Mestyla presses her now-brassy tresses off her wet cheeks. “I came to the capital to meet my uncle. Ksenia convinced me her brother would kill me on sight, though, so I stayed hidden. She promised we’d come out when it was time.
“Tonight, someone knocked on the bunker door and told us it was time. I thought I was going to find Konstantin sitting on one of the sofas.” Mestyla wrings her fingers in her lap. “Ksenia laughed at me when I mentioned this, then explained that I would get to meet him, but not around vodka and canapés. That’s when she explained that she’d tried to make him see reason, but he’d been brainwashed and blinded by a Crow. By it was time , her subordinate meant everyone was in position inside the castle.”
My ears begin to roar with a thunder of my body’s making.
“ Inside …?” I cannot even get the rest of my iteration out.
“Ksenia’s militia infiltrated the castle,” Vance murmurs.
My blood rushes, jumbling the beats of my heart. “How?”
“I heard them speak about an underground railway,” Mestyla says through chattering teeth.
“The inbound tunnel entrance is sealed with a blood-lock.” Vance’s emphasis on ‘inbound’ isn’t lost on me—departure is unrestricted, but entry is rigorously controlled.

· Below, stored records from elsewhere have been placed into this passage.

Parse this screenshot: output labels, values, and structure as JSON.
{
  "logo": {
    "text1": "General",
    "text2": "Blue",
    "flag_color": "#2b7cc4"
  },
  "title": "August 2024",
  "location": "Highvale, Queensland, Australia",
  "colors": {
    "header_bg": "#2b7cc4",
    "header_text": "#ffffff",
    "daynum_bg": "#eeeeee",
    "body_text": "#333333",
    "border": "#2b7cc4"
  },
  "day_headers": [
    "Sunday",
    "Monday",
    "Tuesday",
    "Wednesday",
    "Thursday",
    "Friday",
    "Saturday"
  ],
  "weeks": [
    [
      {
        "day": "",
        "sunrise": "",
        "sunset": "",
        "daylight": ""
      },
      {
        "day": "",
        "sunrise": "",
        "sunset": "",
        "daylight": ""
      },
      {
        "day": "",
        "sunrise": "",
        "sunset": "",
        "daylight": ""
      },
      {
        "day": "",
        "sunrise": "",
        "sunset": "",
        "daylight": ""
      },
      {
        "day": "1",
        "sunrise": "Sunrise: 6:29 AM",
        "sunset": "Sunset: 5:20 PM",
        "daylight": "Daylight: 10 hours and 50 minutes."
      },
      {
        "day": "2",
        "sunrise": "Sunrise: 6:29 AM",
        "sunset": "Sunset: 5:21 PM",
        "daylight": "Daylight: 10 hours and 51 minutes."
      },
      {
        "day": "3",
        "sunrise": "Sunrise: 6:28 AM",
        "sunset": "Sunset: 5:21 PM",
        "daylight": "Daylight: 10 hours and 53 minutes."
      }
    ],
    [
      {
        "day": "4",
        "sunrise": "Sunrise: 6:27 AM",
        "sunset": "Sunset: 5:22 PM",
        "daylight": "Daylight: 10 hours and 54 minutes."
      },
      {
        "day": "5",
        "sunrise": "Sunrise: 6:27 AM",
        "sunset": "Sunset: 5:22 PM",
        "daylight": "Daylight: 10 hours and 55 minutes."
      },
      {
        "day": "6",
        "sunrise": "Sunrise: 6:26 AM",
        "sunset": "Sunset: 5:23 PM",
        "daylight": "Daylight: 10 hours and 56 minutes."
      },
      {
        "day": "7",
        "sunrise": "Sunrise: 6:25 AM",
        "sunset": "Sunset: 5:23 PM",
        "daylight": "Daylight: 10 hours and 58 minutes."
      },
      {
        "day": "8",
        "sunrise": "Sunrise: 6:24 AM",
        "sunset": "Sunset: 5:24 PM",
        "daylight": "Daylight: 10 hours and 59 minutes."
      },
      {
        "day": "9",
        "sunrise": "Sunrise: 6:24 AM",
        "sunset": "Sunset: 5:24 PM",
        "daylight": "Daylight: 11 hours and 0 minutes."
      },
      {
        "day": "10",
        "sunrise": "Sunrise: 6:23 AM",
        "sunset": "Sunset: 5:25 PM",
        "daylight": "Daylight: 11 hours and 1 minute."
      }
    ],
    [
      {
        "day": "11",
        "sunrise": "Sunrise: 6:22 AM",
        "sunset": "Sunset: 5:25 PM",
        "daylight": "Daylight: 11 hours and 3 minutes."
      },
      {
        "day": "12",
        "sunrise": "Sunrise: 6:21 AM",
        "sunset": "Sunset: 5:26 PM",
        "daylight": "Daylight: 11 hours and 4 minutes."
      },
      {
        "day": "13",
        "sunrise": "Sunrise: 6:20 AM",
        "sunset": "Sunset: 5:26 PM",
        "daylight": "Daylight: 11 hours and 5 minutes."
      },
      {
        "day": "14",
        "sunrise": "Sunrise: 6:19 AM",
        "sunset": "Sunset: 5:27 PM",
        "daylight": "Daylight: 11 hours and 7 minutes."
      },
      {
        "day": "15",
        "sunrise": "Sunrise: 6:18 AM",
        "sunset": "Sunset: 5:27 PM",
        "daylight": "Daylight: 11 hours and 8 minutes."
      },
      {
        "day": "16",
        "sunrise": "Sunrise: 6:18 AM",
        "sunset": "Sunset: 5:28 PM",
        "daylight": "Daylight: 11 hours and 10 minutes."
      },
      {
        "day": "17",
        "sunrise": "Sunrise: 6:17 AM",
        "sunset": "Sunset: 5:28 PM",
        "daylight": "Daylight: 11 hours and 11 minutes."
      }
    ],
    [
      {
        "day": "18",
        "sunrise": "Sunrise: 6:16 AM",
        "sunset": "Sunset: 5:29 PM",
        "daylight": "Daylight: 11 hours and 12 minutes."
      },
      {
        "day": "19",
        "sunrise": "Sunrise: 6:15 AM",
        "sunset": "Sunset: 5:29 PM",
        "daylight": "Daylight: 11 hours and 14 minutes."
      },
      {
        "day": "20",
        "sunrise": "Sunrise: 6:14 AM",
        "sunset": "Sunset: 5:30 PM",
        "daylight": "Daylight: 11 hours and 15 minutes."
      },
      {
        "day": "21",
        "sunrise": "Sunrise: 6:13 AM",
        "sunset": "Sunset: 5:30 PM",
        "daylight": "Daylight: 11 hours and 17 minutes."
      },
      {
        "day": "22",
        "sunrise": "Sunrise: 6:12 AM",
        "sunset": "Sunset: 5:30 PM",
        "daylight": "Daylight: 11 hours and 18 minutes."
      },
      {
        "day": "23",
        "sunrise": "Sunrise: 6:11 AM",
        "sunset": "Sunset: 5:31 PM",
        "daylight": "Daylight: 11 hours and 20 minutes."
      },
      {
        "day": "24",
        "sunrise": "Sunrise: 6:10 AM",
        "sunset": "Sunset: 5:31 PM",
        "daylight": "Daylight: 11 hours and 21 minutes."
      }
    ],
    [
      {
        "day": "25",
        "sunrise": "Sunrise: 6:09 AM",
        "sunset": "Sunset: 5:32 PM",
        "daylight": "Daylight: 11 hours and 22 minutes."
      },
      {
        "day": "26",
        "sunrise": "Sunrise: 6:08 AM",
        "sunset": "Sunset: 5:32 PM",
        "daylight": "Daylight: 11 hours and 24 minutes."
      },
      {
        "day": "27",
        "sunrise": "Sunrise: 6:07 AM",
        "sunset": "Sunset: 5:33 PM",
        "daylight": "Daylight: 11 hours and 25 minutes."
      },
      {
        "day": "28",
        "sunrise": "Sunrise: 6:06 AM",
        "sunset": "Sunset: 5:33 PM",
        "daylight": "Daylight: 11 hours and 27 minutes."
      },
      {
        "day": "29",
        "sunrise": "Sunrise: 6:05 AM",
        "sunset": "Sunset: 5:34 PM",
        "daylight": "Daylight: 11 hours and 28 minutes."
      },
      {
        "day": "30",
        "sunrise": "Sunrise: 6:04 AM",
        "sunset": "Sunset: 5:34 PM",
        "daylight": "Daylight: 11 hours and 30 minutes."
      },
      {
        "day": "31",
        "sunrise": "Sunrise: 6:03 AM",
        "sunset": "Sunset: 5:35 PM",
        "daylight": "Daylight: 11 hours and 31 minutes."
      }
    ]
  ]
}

The news should ease my trepidation, since blood-locks are intricate protection sigils that must not only contain the spellcaster’s blood but also the blood of those given access to whatever has been sealed away.
“Who possesses a blood-key?” I croak, as lightning flares, bleaching the land and the Serpents.
“From what I heard,” Vance says, “Konstantin and Salom. But there must be others.”
My heartbeats swell so violently that my tongue feels crafted from solid iron. Dádhi said Salom wasn’t the enemy—what if he was wrong?
As theories coalesce in my skull, I swirl toward the castle that glows yellow against the polar night’s blueness and the storm’s whiteness.
Both trains had departed the castle this afternoon—Ilya on one, Milana on the other.
Were brother and mother part of Ksenia’s coup?
Did they possess a blood-key?
Had they boarded the trains in order to collect rebels and transfer them into the belly of the castle?